Riguardo a questo comitato, purtroppo, non si trovano documenti e persino l’atto di costituzione (se atto c’è stato) è andato perduto. Le uniche notizie degne di rilievo – ancora una volta – sono affidate alla memoria e ai ricordi. La signora Magro Teresa, nipote acquisita del Genuardi (per parte del marito, anch’egli Luigi), mi raccontava che suo “nonno” si prodigò molto per portare a termine l’iniziativa, coinvolgendo anche Giuseppe Cannella e altre persone provenienti per lo più da “robba patini” (Villaggio Vittorio Veneto).
La presenza del Cannella dimostra l’importanza dell’iniziativa, considerando il fatto che l’uomo era uno dei più stimati e rispettati del suo tempo; aggiungiamo poi che era stato appena qualche anno prima il presidente dei famosi Fasci dei lavoratori della borgata, un movimento – come risaputo – laico e talvolta avverso alla Chiesa o, sarebbe meglio dire, al clero.. almeno a Milocca. Per questo l’iniziativa la definirei non solo religiosa ma anche laica e (perché no?) sociale.
Non sappiamo se la scultura venne alla luce a Milocca o a Caltanissetta, poiché proprio in quel periodo il Biangardi si era trasferito nel capoluogo di provincia per insegnare nello Ospizio di beneficienza.
Ritengo debba darsi maggiore credito all’ipotesi di un’esecuzione avvenuta nella stessa Milocca, sia perché è risaputo che lo scultore dimorava spesso sui luoghi di lavoro, sia perché avrebbe comportato una certa difficoltà trasportare la statua (in legno) da un paese all’altro, data la penuria delle strade del tempo.

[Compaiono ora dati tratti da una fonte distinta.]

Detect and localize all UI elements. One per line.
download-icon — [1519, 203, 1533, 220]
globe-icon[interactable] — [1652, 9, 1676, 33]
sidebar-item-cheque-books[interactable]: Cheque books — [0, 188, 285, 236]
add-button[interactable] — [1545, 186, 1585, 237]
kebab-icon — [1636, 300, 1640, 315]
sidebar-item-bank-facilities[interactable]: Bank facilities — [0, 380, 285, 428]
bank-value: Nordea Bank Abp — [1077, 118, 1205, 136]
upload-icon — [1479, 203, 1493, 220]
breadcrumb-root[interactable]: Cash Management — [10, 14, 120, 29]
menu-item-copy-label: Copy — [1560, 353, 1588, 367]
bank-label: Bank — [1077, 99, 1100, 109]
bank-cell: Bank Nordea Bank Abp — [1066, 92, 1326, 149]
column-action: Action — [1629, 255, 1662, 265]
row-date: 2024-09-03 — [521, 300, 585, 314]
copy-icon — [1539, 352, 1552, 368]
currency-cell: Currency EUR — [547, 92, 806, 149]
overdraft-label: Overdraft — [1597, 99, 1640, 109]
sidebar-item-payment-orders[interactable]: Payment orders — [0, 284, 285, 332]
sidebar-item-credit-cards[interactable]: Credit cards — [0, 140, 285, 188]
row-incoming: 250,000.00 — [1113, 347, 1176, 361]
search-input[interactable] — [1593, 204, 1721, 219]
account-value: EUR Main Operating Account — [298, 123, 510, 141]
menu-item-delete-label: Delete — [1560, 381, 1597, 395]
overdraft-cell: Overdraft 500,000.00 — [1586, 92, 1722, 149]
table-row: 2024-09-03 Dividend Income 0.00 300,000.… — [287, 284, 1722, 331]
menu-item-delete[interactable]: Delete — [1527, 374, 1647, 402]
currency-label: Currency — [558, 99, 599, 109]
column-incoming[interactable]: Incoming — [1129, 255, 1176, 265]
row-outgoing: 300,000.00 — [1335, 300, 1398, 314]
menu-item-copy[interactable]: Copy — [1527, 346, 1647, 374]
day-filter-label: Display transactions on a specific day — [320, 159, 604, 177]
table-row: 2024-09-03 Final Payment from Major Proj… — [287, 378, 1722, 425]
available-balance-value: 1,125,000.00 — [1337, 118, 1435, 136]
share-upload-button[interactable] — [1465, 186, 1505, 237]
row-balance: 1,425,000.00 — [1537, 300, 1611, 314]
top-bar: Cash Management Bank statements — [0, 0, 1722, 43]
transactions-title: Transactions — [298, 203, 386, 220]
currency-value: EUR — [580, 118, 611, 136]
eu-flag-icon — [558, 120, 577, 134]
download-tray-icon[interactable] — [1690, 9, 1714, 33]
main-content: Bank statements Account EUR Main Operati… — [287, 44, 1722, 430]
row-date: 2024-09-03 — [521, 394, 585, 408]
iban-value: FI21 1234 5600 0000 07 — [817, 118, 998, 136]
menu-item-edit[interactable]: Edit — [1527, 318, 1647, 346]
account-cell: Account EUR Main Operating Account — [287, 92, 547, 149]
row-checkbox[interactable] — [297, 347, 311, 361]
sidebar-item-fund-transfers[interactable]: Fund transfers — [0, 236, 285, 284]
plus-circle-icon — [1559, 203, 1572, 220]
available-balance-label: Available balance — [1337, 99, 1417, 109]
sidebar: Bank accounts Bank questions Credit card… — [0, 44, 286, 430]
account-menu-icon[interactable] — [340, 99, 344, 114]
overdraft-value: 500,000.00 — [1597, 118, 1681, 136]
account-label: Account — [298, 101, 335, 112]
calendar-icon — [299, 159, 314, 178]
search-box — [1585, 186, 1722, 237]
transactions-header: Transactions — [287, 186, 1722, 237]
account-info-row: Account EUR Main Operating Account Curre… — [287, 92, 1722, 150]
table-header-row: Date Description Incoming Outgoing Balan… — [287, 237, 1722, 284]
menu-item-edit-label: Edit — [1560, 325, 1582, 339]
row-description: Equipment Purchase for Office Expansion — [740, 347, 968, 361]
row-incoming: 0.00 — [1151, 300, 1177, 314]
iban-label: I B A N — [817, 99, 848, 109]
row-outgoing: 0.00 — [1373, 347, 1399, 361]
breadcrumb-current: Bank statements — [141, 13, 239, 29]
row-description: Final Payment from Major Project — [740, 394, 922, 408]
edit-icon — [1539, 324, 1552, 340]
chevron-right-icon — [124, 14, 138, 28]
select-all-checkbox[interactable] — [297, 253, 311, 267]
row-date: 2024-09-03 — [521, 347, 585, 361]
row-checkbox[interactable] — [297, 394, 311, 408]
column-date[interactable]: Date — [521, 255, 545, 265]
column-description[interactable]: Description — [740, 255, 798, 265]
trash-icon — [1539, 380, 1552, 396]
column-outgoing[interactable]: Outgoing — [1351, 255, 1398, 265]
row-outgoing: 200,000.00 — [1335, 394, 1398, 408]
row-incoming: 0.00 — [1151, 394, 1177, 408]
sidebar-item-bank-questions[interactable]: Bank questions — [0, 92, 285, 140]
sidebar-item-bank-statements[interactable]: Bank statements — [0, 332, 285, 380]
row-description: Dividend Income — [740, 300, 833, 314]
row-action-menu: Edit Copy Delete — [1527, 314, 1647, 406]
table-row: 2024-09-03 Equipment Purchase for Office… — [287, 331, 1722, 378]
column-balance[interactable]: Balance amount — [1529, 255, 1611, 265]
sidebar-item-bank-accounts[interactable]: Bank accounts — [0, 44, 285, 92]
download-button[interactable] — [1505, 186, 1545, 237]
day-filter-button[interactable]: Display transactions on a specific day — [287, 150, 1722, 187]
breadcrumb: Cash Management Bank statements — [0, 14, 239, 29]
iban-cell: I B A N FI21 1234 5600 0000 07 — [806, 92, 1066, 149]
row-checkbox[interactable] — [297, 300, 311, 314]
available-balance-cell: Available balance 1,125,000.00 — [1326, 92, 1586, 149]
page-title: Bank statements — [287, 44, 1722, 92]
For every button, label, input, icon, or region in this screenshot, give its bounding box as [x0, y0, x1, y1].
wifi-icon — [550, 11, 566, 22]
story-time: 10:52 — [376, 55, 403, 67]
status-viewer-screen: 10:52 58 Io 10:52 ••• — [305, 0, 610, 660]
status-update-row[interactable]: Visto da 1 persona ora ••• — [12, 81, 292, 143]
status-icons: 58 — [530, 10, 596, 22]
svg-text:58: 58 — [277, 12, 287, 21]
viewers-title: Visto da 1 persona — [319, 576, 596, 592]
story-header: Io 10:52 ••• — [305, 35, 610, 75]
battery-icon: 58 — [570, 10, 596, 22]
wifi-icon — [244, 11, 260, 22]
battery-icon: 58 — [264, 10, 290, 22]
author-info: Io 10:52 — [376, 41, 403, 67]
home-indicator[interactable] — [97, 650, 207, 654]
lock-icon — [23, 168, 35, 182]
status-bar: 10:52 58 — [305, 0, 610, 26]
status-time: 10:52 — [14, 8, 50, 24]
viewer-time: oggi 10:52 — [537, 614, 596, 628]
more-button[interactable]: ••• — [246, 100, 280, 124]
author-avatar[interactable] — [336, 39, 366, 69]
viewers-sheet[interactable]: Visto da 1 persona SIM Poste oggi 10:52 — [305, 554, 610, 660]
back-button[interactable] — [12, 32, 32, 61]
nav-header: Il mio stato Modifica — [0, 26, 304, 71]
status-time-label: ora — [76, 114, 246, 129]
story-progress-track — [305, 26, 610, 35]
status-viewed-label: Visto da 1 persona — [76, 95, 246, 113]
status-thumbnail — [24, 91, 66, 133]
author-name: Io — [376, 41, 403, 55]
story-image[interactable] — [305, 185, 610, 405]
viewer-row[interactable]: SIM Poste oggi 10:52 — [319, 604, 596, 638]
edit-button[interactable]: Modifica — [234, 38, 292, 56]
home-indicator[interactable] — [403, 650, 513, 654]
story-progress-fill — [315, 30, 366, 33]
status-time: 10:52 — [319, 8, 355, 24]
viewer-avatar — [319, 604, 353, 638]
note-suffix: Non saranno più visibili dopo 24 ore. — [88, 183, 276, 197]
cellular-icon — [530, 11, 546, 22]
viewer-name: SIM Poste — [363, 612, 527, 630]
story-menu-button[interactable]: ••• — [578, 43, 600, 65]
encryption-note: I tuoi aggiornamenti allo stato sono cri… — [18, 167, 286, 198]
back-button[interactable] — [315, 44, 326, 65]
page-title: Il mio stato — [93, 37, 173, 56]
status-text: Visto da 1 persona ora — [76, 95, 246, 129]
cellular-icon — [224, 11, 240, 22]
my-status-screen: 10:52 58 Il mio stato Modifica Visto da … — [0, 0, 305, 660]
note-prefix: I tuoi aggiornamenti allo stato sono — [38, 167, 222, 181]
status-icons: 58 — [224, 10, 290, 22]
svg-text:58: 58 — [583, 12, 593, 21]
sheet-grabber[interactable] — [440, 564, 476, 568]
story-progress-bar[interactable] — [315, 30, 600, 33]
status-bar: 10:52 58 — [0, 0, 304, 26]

Anche sul prezzo dell’opera si possono fare solo ipotesi: ad esempio, sfogliando l’opera di Michele Alesso “La settimana santa a Caltanissetta”, si scopre che l’autore, con dovizia di particolari, descrive le opere della via Crucis, scolpite nello stesso periodo dal Biangardi, e ne indica il prezzo. Sulla base dei dati che si ricavano da quel volume, si può avanzare l’ipotesi che la scultura di Sant’Antonio non dovette superare le duemila lire. Da notare ancora che nella Chiesa di sant’Agata in Sutera si trova una statua del Santo, risalente alla fine del settecento, che presenta notevoli somiglianze con la nostra. Che l’autore si sia ispirato ad essa?
Per quanto riguarda, infine, la descrizione della statua vorrei lasciare il compito al mio amico Enzo Ingrascì, che così ne parlava tempo fa in un suo lavoro:
“Il corpo eretto, il viso voltato verso destra ha caratteri somatici dolci e una folta barba grigia e lunga. Il viso e lo sguardo sembrano puliti, liberi da impudicizie e nefandezze come se guardasse il mondo con amore, del resto… “Omnia munda mundis”. Il capo è caratterizzato da una calvizia grigia sormontata da un’aureola. La mano sinistra è aperta con il palmo della mano rivolto vesro l’alto e con le dita atte a reggere il libro del Vangelo con una fiammella che esce dallo stesso, la mano destra è aperta con il palmo rivolto in basso e le dita ricurve a tenere il bastone. La figura è appoggiata sul piede destro ed il sinistro è in posizione avanzata. Accanto alla sua bianca veste sosta un porcellino accovacciato in una posizione canina, ilo suo sguardo è mansueto quasi sicuro come se non temesse nulla, data la presenza rassicurante del Santo”.
In quello stesso anno venne ordinato Sacerdote don Salvatore Maria Tona di Antonino e di Carmela Virciglio. Fu lui che continuò l’opera di costruzione o completamenti – sarebbe meglio dire – della nuova Chiesa, per qualche tempo coadiuvato dal vice parroco Don Giuseppe Cipolla.